Toutes ces accusations réelles ou latentes seraient encore « acceptables » si elles n’étaient pas partagées par une majorité de nos concitoyens et surtout si elles n’étaient pas reprises aux plus hauts degrés de l’Etat. Comment un Premier Ministre ou un ex-Président de la république peuvent-ils faire autant d’amalgames lorsqu’il s’agit d’évoquer des faits divers dont certains individus sont musulmans ? Et même lorsqu’ils garantissent ne pas faire d’amalgames, on retrouve toujours dans le même paragraphe les termes islam-violence-laïcité comme une évidence qui brouille les consciences.

Sans être paranoïaque, on a l’impression que tout est fait pour faire des musulmans des citoyens de seconde zone en les assignant à des origines étrangères ou à un hypothétique soutien à un régime islamique. Quoi qu’ils fassent du point de vue religieux et même si leur pratique s’inscrit dans le cadre républicain, on leur reproche de ne pas ou peu partager les valeurs et principes de la République. Le bouclier de la laïcité qui doit permettre le libre exercice des cultes dans l’espace public est devenu une arme pour effacer toute trace de visibilité religieuse. Chaque acte est examiné, observé. Pas dans la bienveillance et l’ouverture mais dans la suspicion et la crainte au point où même des actions caritatives deviennent interdites ou que des jeunes prétendus musulmans sont arrêtés pour leur barbes menaçantes alors qu’il s’agissait seulement pour eux d’être à la mode Hipster.

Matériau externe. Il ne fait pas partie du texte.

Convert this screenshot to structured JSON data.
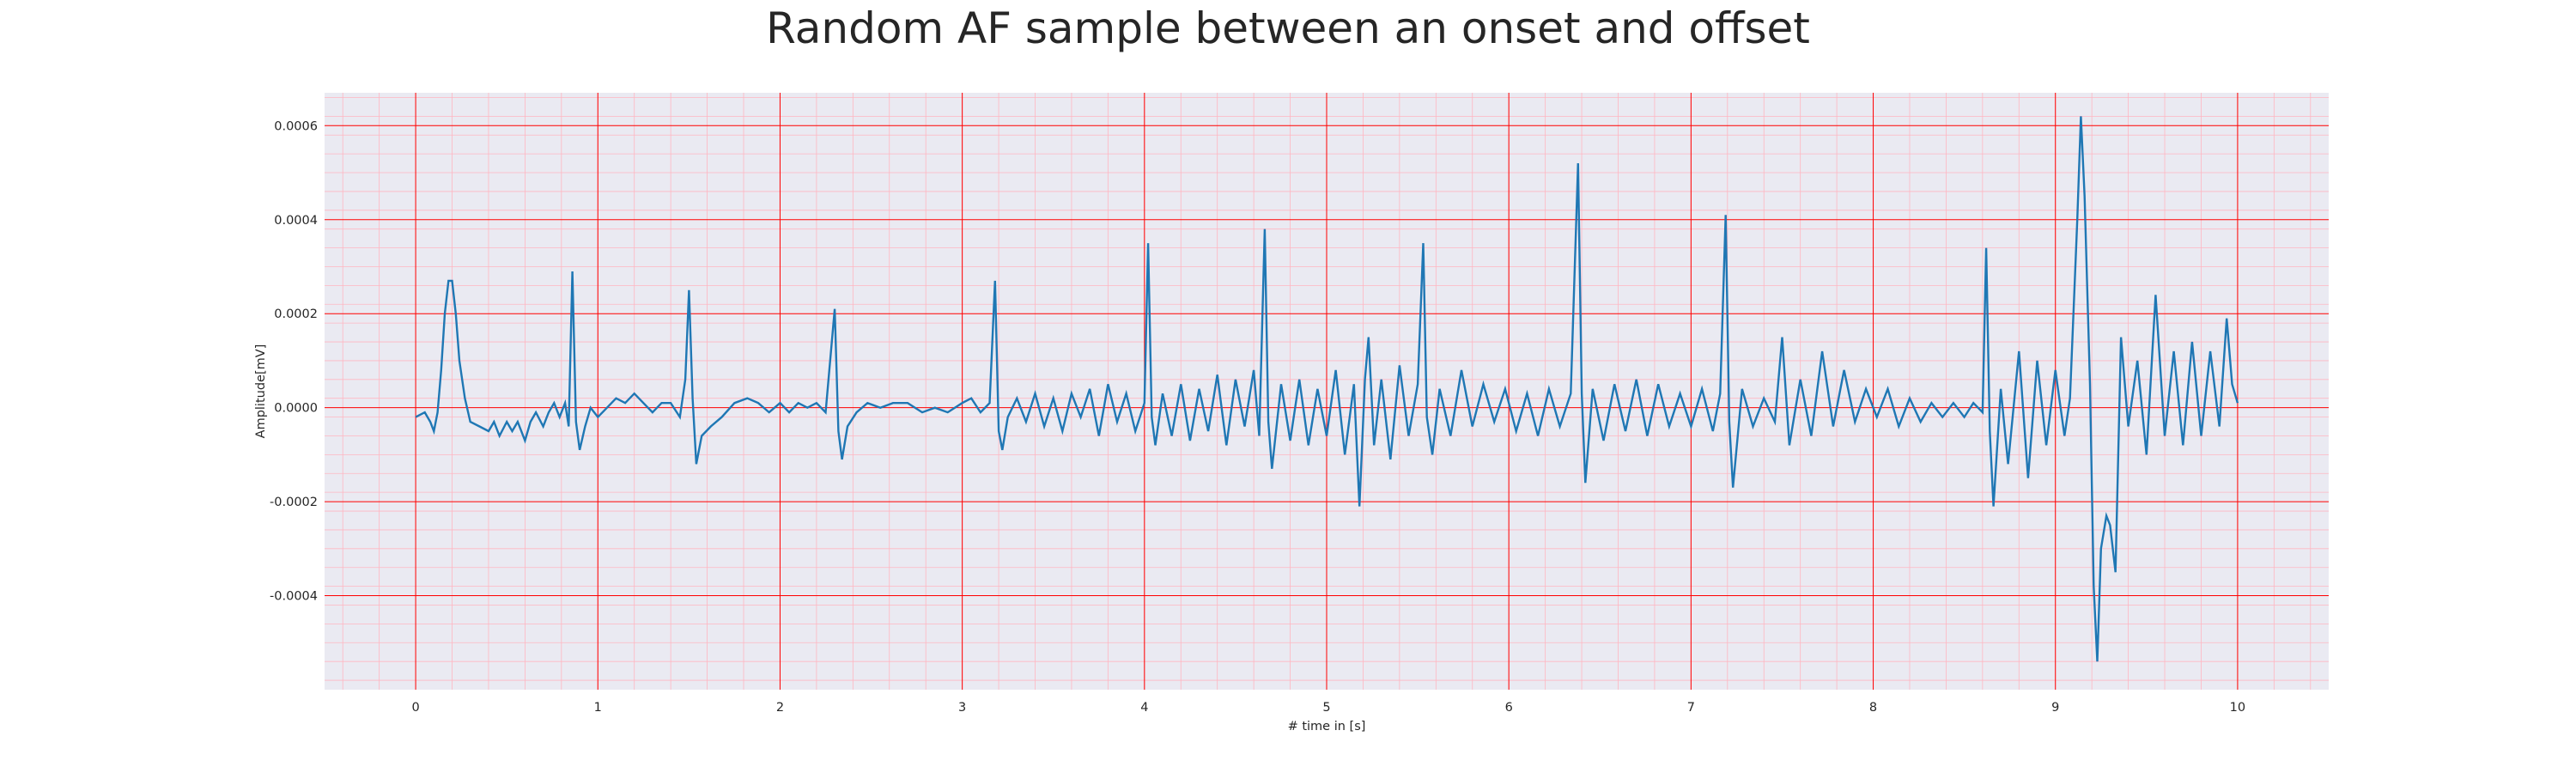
{
  "chart_data": {
    "type": "line",
    "title": "Random AF sample between an onset and offset",
    "xlabel": "# time in [s]",
    "ylabel": "Amplitude[mV]",
    "xlim": [
      -0.5,
      10.5
    ],
    "ylim": [
      -0.0006,
      0.00067
    ],
    "x_ticks": [
      0,
      1,
      2,
      3,
      4,
      5,
      6,
      7,
      8,
      9,
      10
    ],
    "x_tick_labels": [
      "0",
      "1",
      "2",
      "3",
      "4",
      "5",
      "6",
      "7",
      "8",
      "9",
      "10"
    ],
    "y_ticks": [
      -0.0004,
      -0.0002,
      0.0,
      0.0002,
      0.0004,
      0.0006
    ],
    "y_tick_labels": [
      "-0.0004",
      "-0.0002",
      "0.0000",
      "0.0002",
      "0.0004",
      "0.0006"
    ],
    "grid": true,
    "minor_grid": true,
    "colors": {
      "line": "#1f77b4",
      "plot_background": "#eaeaf2",
      "major_grid": "#ff0000",
      "minor_grid": "#ffb6c1"
    },
    "series": [
      {
        "points": [
          [
            0.0,
            -2e-05
          ],
          [
            0.05,
            -1e-05
          ],
          [
            0.08,
            -3e-05
          ],
          [
            0.1,
            -5e-05
          ],
          [
            0.12,
            -1e-05
          ],
          [
            0.14,
            8e-05
          ],
          [
            0.16,
            0.0002
          ],
          [
            0.18,
            0.00027
          ],
          [
            0.2,
            0.00027
          ],
          [
            0.22,
            0.0002
          ],
          [
            0.24,
            0.0001
          ],
          [
            0.27,
            2e-05
          ],
          [
            0.3,
            -3e-05
          ],
          [
            0.35,
            -4e-05
          ],
          [
            0.4,
            -5e-05
          ],
          [
            0.43,
            -3e-05
          ],
          [
            0.46,
            -6e-05
          ],
          [
            0.5,
            -3e-05
          ],
          [
            0.53,
            -5e-05
          ],
          [
            0.56,
            -3e-05
          ],
          [
            0.6,
            -7e-05
          ],
          [
            0.63,
            -3e-05
          ],
          [
            0.66,
            -1e-05
          ],
          [
            0.7,
            -4e-05
          ],
          [
            0.73,
            -1e-05
          ],
          [
            0.76,
            1e-05
          ],
          [
            0.79,
            -2e-05
          ],
          [
            0.82,
            1e-05
          ],
          [
            0.84,
            -4e-05
          ],
          [
            0.86,
            0.00029
          ],
          [
            0.88,
            -3e-05
          ],
          [
            0.9,
            -9e-05
          ],
          [
            0.93,
            -4e-05
          ],
          [
            0.96,
            0.0
          ],
          [
            1.0,
            -2e-05
          ],
          [
            1.05,
            0.0
          ],
          [
            1.1,
            2e-05
          ],
          [
            1.15,
            1e-05
          ],
          [
            1.2,
            3e-05
          ],
          [
            1.25,
            1e-05
          ],
          [
            1.3,
            -1e-05
          ],
          [
            1.35,
            1e-05
          ],
          [
            1.4,
            1e-05
          ],
          [
            1.45,
            -2e-05
          ],
          [
            1.48,
            6e-05
          ],
          [
            1.5,
            0.00025
          ],
          [
            1.52,
            2e-05
          ],
          [
            1.54,
            -0.00012
          ],
          [
            1.57,
            -6e-05
          ],
          [
            1.62,
            -4e-05
          ],
          [
            1.68,
            -2e-05
          ],
          [
            1.75,
            1e-05
          ],
          [
            1.82,
            2e-05
          ],
          [
            1.88,
            1e-05
          ],
          [
            1.94,
            -1e-05
          ],
          [
            2.0,
            1e-05
          ],
          [
            2.05,
            -1e-05
          ],
          [
            2.1,
            1e-05
          ],
          [
            2.15,
            0.0
          ],
          [
            2.2,
            1e-05
          ],
          [
            2.25,
            -1e-05
          ],
          [
            2.3,
            0.00021
          ],
          [
            2.32,
            -5e-05
          ],
          [
            2.34,
            -0.00011
          ],
          [
            2.37,
            -4e-05
          ],
          [
            2.42,
            -1e-05
          ],
          [
            2.48,
            1e-05
          ],
          [
            2.55,
            0.0
          ],
          [
            2.62,
            1e-05
          ],
          [
            2.7,
            1e-05
          ],
          [
            2.78,
            -1e-05
          ],
          [
            2.85,
            0.0
          ],
          [
            2.92,
            -1e-05
          ],
          [
            3.0,
            1e-05
          ],
          [
            3.05,
            2e-05
          ],
          [
            3.1,
            -1e-05
          ],
          [
            3.15,
            1e-05
          ],
          [
            3.18,
            0.00027
          ],
          [
            3.2,
            -5e-05
          ],
          [
            3.22,
            -9e-05
          ],
          [
            3.25,
            -2e-05
          ],
          [
            3.3,
            2e-05
          ],
          [
            3.35,
            -3e-05
          ],
          [
            3.4,
            3e-05
          ],
          [
            3.45,
            -4e-05
          ],
          [
            3.5,
            2e-05
          ],
          [
            3.55,
            -5e-05
          ],
          [
            3.6,
            3e-05
          ],
          [
            3.65,
            -2e-05
          ],
          [
            3.7,
            4e-05
          ],
          [
            3.75,
            -6e-05
          ],
          [
            3.8,
            5e-05
          ],
          [
            3.85,
            -3e-05
          ],
          [
            3.9,
            3e-05
          ],
          [
            3.95,
            -5e-05
          ],
          [
            4.0,
            1e-05
          ],
          [
            4.02,
            0.00035
          ],
          [
            4.04,
            -2e-05
          ],
          [
            4.06,
            -8e-05
          ],
          [
            4.1,
            3e-05
          ],
          [
            4.15,
            -6e-05
          ],
          [
            4.2,
            5e-05
          ],
          [
            4.25,
            -7e-05
          ],
          [
            4.3,
            4e-05
          ],
          [
            4.35,
            -5e-05
          ],
          [
            4.4,
            7e-05
          ],
          [
            4.45,
            -8e-05
          ],
          [
            4.5,
            6e-05
          ],
          [
            4.55,
            -4e-05
          ],
          [
            4.6,
            8e-05
          ],
          [
            4.63,
            -6e-05
          ],
          [
            4.66,
            0.00038
          ],
          [
            4.68,
            -3e-05
          ],
          [
            4.7,
            -0.00013
          ],
          [
            4.75,
            5e-05
          ],
          [
            4.8,
            -7e-05
          ],
          [
            4.85,
            6e-05
          ],
          [
            4.9,
            -8e-05
          ],
          [
            4.95,
            4e-05
          ],
          [
            5.0,
            -6e-05
          ],
          [
            5.05,
            8e-05
          ],
          [
            5.1,
            -0.0001
          ],
          [
            5.15,
            5e-05
          ],
          [
            5.18,
            -0.00021
          ],
          [
            5.21,
            6e-05
          ],
          [
            5.23,
            0.00015
          ],
          [
            5.26,
            -8e-05
          ],
          [
            5.3,
            6e-05
          ],
          [
            5.35,
            -0.00011
          ],
          [
            5.4,
            9e-05
          ],
          [
            5.45,
            -6e-05
          ],
          [
            5.5,
            5e-05
          ],
          [
            5.53,
            0.00035
          ],
          [
            5.55,
            -2e-05
          ],
          [
            5.58,
            -0.0001
          ],
          [
            5.62,
            4e-05
          ],
          [
            5.68,
            -6e-05
          ],
          [
            5.74,
            8e-05
          ],
          [
            5.8,
            -4e-05
          ],
          [
            5.86,
            5e-05
          ],
          [
            5.92,
            -3e-05
          ],
          [
            5.98,
            4e-05
          ],
          [
            6.04,
            -5e-05
          ],
          [
            6.1,
            3e-05
          ],
          [
            6.16,
            -6e-05
          ],
          [
            6.22,
            4e-05
          ],
          [
            6.28,
            -4e-05
          ],
          [
            6.34,
            3e-05
          ],
          [
            6.38,
            0.00052
          ],
          [
            6.4,
            3e-05
          ],
          [
            6.42,
            -0.00016
          ],
          [
            6.46,
            4e-05
          ],
          [
            6.52,
            -7e-05
          ],
          [
            6.58,
            5e-05
          ],
          [
            6.64,
            -5e-05
          ],
          [
            6.7,
            6e-05
          ],
          [
            6.76,
            -6e-05
          ],
          [
            6.82,
            5e-05
          ],
          [
            6.88,
            -4e-05
          ],
          [
            6.94,
            3e-05
          ],
          [
            7.0,
            -4e-05
          ],
          [
            7.06,
            4e-05
          ],
          [
            7.12,
            -5e-05
          ],
          [
            7.16,
            3e-05
          ],
          [
            7.19,
            0.00041
          ],
          [
            7.21,
            -3e-05
          ],
          [
            7.23,
            -0.00017
          ],
          [
            7.28,
            4e-05
          ],
          [
            7.34,
            -4e-05
          ],
          [
            7.4,
            2e-05
          ],
          [
            7.46,
            -3e-05
          ],
          [
            7.5,
            0.00015
          ],
          [
            7.54,
            -8e-05
          ],
          [
            7.6,
            6e-05
          ],
          [
            7.66,
            -6e-05
          ],
          [
            7.72,
            0.00012
          ],
          [
            7.78,
            -4e-05
          ],
          [
            7.84,
            8e-05
          ],
          [
            7.9,
            -3e-05
          ],
          [
            7.96,
            4e-05
          ],
          [
            8.02,
            -2e-05
          ],
          [
            8.08,
            4e-05
          ],
          [
            8.14,
            -4e-05
          ],
          [
            8.2,
            2e-05
          ],
          [
            8.26,
            -3e-05
          ],
          [
            8.32,
            1e-05
          ],
          [
            8.38,
            -2e-05
          ],
          [
            8.44,
            1e-05
          ],
          [
            8.5,
            -2e-05
          ],
          [
            8.55,
            1e-05
          ],
          [
            8.6,
            -1e-05
          ],
          [
            8.62,
            0.00034
          ],
          [
            8.64,
            -5e-05
          ],
          [
            8.66,
            -0.00021
          ],
          [
            8.7,
            4e-05
          ],
          [
            8.74,
            -0.00012
          ],
          [
            8.8,
            0.00012
          ],
          [
            8.85,
            -0.00015
          ],
          [
            8.9,
            0.0001
          ],
          [
            8.95,
            -8e-05
          ],
          [
            9.0,
            8e-05
          ],
          [
            9.05,
            -6e-05
          ],
          [
            9.08,
            2e-05
          ],
          [
            9.12,
            0.0004
          ],
          [
            9.14,
            0.00062
          ],
          [
            9.16,
            0.00045
          ],
          [
            9.19,
            5e-05
          ],
          [
            9.21,
            -0.00038
          ],
          [
            9.23,
            -0.00054
          ],
          [
            9.25,
            -0.0003
          ],
          [
            9.28,
            -0.00023
          ],
          [
            9.3,
            -0.00025
          ],
          [
            9.33,
            -0.00035
          ],
          [
            9.36,
            0.00015
          ],
          [
            9.4,
            -4e-05
          ],
          [
            9.45,
            0.0001
          ],
          [
            9.5,
            -0.0001
          ],
          [
            9.55,
            0.00024
          ],
          [
            9.6,
            -6e-05
          ],
          [
            9.65,
            0.00012
          ],
          [
            9.7,
            -8e-05
          ],
          [
            9.75,
            0.00014
          ],
          [
            9.8,
            -6e-05
          ],
          [
            9.85,
            0.00012
          ],
          [
            9.9,
            -4e-05
          ],
          [
            9.94,
            0.00019
          ],
          [
            9.97,
            5e-05
          ],
          [
            10.0,
            1e-05
          ]
        ]
      }
    ]
  }
}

Cette dangereuse pente de la méfiance permanente nous fait penser aux sombres réactions des années 30 où le juif était considéré comme un ennemi de l’intérieur. Comparaison n’est pas raison mais il est curieux de voir des processus similaires se mettre à l’œuvre insidieusement au sein des différents corpus de la société. La légifération liée au culte musulman répondant à une logique d’exception, porte en elle des sous-entendus dangereux et stigmatisants.  A l’heure où tous les partis de gouvernement courent derrière l’extrême droite pour proposer leurs solutions radicales face à « la montée de l’islamisme » comme rempart à la visibilité musulmane, il ne serait pas étonnant de voir dans un avenir proche des propositions remettant en cause les libertés publiques et par voie de conséquence la mise au banc des citoyens français de confession musulmane. Malheureusement, l’histoire nous a prouvé que les hommes oublient vite.